= Deadly Manners =

Mystery podcast by AMC and Paragon

Deadly Manners is a 2017 fiction podcast produced by AMC Networks and The Paragon Collective starring RuPaul, LeVar Burton, Anna Chlumsky, and Kristen Bell.

== Background ==
The podcast debuted on October 13, 2017. The podcast was produced by AMC Networks in partnership with The Paragon Collective and available on SundanceNow as well as Shudder. The podcast was directed by Alex Aldea and created by Ali Garfinkel. The podcast stars Anna Chlumsky and Kristen Bell. The podcast introduction is performed by RuPaul.

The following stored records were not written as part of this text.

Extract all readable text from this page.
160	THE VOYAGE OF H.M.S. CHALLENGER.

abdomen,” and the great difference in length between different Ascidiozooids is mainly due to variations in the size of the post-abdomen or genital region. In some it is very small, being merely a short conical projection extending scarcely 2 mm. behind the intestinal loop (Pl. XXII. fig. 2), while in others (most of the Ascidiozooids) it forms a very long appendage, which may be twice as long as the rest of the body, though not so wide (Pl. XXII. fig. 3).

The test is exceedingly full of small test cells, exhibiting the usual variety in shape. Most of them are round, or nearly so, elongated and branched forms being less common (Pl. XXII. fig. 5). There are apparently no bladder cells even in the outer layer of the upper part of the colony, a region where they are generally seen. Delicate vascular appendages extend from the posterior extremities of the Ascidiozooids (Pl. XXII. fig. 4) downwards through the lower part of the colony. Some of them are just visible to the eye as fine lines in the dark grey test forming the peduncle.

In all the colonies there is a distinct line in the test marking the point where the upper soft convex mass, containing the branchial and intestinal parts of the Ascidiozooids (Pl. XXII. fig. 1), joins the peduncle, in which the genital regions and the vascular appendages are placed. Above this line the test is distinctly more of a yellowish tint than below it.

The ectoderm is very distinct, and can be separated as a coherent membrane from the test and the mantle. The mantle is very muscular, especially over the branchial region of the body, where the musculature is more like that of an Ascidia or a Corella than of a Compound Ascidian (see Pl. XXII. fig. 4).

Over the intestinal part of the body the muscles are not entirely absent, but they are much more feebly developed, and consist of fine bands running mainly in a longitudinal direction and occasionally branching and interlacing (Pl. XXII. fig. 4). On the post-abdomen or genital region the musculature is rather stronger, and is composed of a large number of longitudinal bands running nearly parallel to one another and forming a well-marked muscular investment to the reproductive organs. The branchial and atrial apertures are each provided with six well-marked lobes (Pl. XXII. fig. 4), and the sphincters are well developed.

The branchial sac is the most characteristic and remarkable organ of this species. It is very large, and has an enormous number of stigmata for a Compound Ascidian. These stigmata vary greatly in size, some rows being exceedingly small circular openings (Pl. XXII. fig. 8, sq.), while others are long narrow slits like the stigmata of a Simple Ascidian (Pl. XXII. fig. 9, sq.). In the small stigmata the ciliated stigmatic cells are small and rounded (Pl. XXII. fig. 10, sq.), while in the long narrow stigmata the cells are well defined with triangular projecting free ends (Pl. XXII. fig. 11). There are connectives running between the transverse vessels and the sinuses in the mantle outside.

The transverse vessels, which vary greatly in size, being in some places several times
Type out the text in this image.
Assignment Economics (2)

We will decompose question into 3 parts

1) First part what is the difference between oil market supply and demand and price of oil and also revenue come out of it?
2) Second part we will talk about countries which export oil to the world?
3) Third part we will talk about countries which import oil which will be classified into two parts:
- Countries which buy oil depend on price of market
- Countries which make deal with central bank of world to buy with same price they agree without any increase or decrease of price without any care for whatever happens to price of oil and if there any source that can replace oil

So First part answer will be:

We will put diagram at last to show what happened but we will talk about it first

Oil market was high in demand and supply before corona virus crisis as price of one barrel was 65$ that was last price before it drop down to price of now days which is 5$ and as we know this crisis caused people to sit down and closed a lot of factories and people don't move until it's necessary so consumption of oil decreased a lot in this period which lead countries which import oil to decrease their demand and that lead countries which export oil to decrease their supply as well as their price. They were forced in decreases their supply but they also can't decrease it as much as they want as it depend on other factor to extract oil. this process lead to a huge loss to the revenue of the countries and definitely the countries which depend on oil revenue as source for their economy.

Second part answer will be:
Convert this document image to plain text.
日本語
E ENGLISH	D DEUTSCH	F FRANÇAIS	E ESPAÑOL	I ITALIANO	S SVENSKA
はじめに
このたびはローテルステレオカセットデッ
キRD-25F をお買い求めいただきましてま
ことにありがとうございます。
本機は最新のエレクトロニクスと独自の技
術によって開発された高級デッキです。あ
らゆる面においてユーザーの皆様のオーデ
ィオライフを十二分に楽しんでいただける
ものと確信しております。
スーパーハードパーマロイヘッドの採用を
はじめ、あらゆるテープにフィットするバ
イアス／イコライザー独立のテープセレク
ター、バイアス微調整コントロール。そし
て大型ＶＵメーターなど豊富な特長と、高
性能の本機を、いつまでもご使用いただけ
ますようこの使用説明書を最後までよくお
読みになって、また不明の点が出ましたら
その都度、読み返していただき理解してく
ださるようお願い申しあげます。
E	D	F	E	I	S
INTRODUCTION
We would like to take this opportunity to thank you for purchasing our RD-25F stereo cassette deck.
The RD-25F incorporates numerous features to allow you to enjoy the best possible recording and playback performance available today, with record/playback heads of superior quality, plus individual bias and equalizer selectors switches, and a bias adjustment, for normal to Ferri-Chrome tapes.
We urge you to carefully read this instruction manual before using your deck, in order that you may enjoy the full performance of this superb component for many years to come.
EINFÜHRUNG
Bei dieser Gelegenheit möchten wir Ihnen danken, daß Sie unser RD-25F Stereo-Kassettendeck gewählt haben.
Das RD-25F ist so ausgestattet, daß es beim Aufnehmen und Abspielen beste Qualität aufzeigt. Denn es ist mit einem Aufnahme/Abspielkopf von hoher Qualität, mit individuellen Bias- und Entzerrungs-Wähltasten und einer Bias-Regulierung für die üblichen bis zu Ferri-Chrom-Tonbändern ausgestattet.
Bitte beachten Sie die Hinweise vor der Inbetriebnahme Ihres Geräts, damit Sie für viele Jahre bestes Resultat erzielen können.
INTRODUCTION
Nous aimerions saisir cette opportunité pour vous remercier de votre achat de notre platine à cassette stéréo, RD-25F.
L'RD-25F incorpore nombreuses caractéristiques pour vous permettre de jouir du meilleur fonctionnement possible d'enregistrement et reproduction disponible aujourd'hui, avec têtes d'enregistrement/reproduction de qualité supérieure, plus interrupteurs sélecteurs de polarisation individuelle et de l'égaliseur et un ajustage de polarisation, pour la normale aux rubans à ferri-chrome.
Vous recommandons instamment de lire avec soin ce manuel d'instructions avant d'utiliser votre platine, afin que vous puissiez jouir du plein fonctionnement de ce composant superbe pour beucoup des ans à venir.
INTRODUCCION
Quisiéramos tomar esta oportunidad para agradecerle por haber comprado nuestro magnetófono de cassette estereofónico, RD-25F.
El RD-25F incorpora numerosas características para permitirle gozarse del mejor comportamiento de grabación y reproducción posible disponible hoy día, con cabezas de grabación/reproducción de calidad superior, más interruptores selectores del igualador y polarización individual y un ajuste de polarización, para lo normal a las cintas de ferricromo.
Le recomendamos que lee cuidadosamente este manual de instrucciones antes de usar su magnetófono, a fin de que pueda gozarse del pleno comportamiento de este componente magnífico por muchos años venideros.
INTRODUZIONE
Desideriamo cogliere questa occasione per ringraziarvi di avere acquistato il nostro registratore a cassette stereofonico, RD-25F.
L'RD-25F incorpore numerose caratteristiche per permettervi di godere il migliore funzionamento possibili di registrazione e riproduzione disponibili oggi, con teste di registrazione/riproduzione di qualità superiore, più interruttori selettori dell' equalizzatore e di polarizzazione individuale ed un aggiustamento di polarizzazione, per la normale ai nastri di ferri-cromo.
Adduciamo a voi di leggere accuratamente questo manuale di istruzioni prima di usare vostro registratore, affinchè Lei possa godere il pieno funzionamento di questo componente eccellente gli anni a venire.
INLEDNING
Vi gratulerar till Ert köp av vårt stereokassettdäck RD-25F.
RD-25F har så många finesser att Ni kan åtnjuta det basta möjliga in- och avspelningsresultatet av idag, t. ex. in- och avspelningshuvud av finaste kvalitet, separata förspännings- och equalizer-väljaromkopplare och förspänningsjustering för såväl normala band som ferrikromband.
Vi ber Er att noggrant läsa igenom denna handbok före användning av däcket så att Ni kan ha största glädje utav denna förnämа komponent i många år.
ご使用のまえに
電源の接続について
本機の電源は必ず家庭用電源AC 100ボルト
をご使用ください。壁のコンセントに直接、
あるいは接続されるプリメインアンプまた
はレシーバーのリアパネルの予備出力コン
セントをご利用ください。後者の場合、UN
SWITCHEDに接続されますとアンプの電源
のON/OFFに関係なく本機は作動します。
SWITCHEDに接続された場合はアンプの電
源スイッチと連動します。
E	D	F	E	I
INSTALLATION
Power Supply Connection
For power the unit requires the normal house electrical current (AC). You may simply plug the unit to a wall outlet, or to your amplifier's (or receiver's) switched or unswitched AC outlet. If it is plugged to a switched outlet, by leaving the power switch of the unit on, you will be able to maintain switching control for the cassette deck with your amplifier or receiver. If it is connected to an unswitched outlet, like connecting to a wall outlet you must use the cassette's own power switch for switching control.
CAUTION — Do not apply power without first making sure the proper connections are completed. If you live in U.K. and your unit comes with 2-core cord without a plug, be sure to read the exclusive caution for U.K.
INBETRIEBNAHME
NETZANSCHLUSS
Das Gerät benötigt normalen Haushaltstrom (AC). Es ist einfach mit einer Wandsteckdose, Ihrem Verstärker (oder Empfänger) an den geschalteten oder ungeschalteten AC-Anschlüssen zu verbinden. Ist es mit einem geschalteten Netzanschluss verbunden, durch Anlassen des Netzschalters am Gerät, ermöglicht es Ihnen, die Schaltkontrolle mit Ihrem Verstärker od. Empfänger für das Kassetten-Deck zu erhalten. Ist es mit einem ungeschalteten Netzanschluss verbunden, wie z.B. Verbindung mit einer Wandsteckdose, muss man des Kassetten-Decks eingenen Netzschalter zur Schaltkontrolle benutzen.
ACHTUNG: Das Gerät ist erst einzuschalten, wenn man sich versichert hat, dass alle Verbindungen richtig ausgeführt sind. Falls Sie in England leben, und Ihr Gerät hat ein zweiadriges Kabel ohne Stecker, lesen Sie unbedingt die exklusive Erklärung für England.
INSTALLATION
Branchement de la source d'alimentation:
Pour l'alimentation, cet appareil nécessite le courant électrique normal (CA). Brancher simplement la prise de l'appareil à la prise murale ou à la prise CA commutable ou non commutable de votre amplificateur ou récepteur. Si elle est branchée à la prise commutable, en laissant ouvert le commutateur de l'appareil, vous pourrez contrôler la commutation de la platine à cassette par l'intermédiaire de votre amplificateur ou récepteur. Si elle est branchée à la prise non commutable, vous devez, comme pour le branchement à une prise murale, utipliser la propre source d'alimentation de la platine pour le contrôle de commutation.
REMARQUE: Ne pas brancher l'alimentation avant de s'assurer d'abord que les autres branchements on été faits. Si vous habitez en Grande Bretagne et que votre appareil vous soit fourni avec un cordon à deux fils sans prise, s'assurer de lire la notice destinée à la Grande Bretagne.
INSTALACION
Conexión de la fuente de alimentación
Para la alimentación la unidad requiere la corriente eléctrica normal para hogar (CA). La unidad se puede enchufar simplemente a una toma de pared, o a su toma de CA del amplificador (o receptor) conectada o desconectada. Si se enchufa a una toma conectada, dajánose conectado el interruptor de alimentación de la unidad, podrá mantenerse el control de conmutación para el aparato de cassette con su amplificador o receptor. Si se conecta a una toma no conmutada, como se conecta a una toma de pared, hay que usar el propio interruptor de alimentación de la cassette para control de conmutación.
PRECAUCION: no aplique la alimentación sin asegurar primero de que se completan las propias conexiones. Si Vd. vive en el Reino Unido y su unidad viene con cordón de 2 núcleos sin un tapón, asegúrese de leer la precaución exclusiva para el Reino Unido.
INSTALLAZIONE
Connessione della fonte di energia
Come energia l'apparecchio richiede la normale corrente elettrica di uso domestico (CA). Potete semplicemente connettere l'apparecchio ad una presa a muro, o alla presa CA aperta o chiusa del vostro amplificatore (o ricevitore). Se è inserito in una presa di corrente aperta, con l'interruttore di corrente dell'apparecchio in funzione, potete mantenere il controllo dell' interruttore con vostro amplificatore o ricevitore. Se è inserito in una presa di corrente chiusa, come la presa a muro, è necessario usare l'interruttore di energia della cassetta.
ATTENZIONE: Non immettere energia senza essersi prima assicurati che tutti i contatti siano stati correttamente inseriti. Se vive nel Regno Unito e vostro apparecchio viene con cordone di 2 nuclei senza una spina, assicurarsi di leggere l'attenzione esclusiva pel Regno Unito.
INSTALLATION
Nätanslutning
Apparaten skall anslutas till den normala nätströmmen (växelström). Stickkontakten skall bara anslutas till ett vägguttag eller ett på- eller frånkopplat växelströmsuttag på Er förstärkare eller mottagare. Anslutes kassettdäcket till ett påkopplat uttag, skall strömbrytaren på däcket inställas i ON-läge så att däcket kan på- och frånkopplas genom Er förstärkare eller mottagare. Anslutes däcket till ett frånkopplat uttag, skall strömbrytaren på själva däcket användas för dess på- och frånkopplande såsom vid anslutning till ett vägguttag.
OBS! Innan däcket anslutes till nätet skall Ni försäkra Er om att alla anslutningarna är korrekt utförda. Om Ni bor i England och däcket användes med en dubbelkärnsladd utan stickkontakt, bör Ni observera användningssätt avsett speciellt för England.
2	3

LeVar Burton is the narrator of the podcast. The podcast is a ten episode series. The podcast uses stereophonic sound so that sound effects can change from one earbud or headphone to the other. The podcast drew inspiration from the movies Clue and Death Becomes Her. The podcast is set in 1954 during a dinner party that gets snowed in and each of the guests start getting murdered one at a time.

== Reception ==
Sean Keeley wrote in The Comeback that the podcast was "well-produced and a lot of fun." Chelsea Tatham wrote in the Tampa Bay Times that the podcast's "audio quality [is] scary great." The podcast received two out of five microphones from Podcast Magazine because the show leaned so heavily on narration rather than acting.